I cinofili Anpas su Zampotta, la rivista: "Il cane da valanga va in pista"

I cinofili Anpas su Zampotta, la rivista: "Il cane da valanga va in pista"

Un percentuale sempre crescente di incidenti mortali che si verificano in montagna interessa coloro che praticano scialpinismo o gli amanti del fuoripista, spesso vittime di valanghe da loro stessi provocate. I motivi vanno dalla scarsa preparazione personale a una sottovalutazione del rischio, da una mancanza di attrezzatura d’autosoccorso al disinteresse per i bollettini meteo che monitorano il pericolo valanghe. Quando si viene travolti da una valanga intervenire per tempo è fondamentale. Se il ritrovamento avviene entro 18 minuti, infatti, la probabilità di sopravvivere è superiore al 90%, tra i 18 e i 35 minuti passa dal 91% al 34%, tra i 35 e i 90 minuti la sopravvivenza con vie aeree pervie e air-pocket (così viene chiamato qualsiasi spazio vuoto anche piccolo attorno a bocca e naso) è ancora superiore al 20%, ma tra i 90 e i 130 minuti la percentuale si abbassa dal 28% al 7%. Nel 2015 in un comprensorio sciistico trentino hanno cominciato a vedersi, accanto al servizio di soccorso piste, anche i cani da ricerca in valanga.

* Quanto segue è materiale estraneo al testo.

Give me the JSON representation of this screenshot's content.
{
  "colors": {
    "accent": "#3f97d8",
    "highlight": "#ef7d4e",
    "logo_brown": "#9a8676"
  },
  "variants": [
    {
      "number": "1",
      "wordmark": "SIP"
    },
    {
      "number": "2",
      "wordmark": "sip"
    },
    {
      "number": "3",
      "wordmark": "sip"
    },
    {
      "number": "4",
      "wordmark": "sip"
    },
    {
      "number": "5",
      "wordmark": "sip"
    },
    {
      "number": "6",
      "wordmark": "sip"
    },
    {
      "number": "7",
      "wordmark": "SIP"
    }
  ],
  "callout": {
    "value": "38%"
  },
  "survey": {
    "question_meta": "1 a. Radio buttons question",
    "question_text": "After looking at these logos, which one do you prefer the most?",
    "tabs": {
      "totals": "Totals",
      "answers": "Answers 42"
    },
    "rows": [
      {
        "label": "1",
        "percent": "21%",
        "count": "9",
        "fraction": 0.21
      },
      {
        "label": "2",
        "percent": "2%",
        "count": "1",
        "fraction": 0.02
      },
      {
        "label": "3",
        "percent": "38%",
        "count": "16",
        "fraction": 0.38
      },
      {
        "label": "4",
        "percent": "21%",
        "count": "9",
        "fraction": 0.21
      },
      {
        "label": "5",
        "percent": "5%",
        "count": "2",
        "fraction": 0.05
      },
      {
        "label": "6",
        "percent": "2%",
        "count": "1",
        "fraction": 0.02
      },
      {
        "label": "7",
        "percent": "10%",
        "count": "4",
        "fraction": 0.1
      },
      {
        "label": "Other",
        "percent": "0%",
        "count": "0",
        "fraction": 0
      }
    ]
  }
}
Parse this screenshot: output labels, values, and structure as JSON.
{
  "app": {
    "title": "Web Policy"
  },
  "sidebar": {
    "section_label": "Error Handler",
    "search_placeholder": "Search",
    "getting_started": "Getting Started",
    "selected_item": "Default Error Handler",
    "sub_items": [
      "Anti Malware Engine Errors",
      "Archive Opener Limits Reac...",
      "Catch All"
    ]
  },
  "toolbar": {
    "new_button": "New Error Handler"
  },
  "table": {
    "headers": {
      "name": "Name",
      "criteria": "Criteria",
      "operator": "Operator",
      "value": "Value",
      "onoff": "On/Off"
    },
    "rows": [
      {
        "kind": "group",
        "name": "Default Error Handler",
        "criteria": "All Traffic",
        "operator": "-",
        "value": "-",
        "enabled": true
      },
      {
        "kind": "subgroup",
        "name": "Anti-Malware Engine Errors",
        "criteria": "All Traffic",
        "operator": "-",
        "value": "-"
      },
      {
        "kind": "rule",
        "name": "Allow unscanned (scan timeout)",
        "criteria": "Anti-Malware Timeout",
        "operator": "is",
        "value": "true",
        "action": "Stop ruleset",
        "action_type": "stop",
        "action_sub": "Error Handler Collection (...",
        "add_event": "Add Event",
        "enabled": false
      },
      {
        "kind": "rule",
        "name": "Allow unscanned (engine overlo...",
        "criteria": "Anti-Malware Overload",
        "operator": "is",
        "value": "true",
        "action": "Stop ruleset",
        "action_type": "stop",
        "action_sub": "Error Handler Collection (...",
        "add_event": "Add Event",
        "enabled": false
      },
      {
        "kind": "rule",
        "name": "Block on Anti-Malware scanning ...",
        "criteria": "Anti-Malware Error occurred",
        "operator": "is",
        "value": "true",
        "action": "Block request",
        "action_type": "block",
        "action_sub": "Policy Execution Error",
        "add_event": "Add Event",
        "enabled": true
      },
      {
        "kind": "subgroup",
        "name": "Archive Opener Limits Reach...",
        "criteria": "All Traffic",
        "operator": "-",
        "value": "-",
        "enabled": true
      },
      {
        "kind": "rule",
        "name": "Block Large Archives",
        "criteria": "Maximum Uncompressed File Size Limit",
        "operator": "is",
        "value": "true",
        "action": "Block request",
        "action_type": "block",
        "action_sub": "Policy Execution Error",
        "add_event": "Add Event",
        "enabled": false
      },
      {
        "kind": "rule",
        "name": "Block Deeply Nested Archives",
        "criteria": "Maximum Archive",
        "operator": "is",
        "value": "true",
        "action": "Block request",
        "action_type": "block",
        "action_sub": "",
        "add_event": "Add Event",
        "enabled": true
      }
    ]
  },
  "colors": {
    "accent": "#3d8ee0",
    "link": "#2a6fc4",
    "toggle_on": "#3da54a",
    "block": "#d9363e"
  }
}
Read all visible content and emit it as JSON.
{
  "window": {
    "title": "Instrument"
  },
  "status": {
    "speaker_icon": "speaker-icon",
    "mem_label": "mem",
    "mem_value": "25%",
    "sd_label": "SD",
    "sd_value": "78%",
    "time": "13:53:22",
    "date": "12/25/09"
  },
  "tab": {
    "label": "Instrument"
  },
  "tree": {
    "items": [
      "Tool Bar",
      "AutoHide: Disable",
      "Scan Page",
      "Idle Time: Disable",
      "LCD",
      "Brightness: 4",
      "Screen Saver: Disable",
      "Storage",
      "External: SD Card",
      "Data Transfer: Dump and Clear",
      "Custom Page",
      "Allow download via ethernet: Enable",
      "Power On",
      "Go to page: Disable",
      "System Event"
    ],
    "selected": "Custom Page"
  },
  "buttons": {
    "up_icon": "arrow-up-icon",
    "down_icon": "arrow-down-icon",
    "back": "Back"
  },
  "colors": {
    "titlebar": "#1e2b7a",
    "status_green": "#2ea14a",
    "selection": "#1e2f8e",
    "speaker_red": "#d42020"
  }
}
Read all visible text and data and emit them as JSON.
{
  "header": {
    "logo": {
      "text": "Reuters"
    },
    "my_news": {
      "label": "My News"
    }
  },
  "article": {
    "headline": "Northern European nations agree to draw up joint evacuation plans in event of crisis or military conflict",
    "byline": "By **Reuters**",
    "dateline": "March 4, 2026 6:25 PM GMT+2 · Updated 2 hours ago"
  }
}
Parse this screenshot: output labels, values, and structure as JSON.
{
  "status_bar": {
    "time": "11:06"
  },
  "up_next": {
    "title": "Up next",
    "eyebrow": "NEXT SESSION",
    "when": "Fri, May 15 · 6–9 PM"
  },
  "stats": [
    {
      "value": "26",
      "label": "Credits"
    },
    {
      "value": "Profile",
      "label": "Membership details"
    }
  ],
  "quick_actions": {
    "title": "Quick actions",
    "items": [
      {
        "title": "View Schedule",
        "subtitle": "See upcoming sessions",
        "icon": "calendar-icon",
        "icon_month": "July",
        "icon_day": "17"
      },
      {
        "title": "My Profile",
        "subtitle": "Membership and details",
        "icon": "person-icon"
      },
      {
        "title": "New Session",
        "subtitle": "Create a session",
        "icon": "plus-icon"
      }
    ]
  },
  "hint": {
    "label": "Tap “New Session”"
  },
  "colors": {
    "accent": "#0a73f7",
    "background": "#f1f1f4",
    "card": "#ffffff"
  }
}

A portare avanti il progetto è stata l’Unità di Soccorso Tecnico-sanitario di Trento, pubblica assistenza Anpas, prendendo spunto dalle piste da sci statunitensi dove da anni operano quotidianamente i cani da valanga.

I cani da ricerca Anpas

L’idea è che, in caso di inverni particolarmente nevosi, possa accadere che diverse valanghe si stacchino anche in ambienti protetti come le piste da sci o nelle immediate vicinanze, in cui molto spesso le persone che rischiano di venir travolte non sono dotate di idonea attrezzatura di autosoccorso. OPERATIVI ANCHE SENZA NEVE Tutto è cominciato con la border collie Fiamma (non più operativa) e con Sissi, di razza langhaar, condotta da Giuseppe Cerza, oggi direttore del Centro di Addestramento di UST Trento. I cani da ricerca normalmente possono scegliere se segnalare con il metodo del consenso e del bringsel (utilizzati solo nella ricerca in superficie) oppure con quello dell’abbaio (utilizzato anche in maceria). Con il metodo del bringsel il cane segnala al conduttore il ritrovamento prendendo in bocca una sorta di manicotto, con il metodo del consenso il cane, arrivato sullo scomparso, torna indietro a chiamare il conduttore per portarlo sul posto facendo la spola, mentre con il metodo dell’abbaio si addestra il cane a fermarsi e ad abbaiare all’atto del ritrovamento del disperso. In valanga l’unica segnalazione consentita è invece lo scavo nel punto da cui fuoriesce l’odore del travolto, tenuto conto che il successivo sondaggio inizierà nel punto in cui il cane raspa la neve.
Bene a sapersi - Il langhaar è un cane da ferma tedesco molto raro in Italia (9 i soggetti registrati nel 2017), polivalente, forte e muscoloso, piuttosto basso sugli arti, con pelo corto su tronco e testa, più lungo su collo, petto e ventre e con frange su orecchie, coda e arti. - ARTVA (Apparecchio di Ricerca dei Travolti in VAlanga) è un’utilissima ricetrasmittente di segnale a corto raggio, attivabile in modalità trasmissione dall’utilizzatore e in modalità ricezione (o ricerca) dagli eventuali soccorritori. - I cani da valanga operativi sui campi da sci sono una realtà da tempo presente in Paesi come Stati Uniti, Svizzera e Francia, dove i professionisti del soccorso impiegano labrador e pastori belgi malinois.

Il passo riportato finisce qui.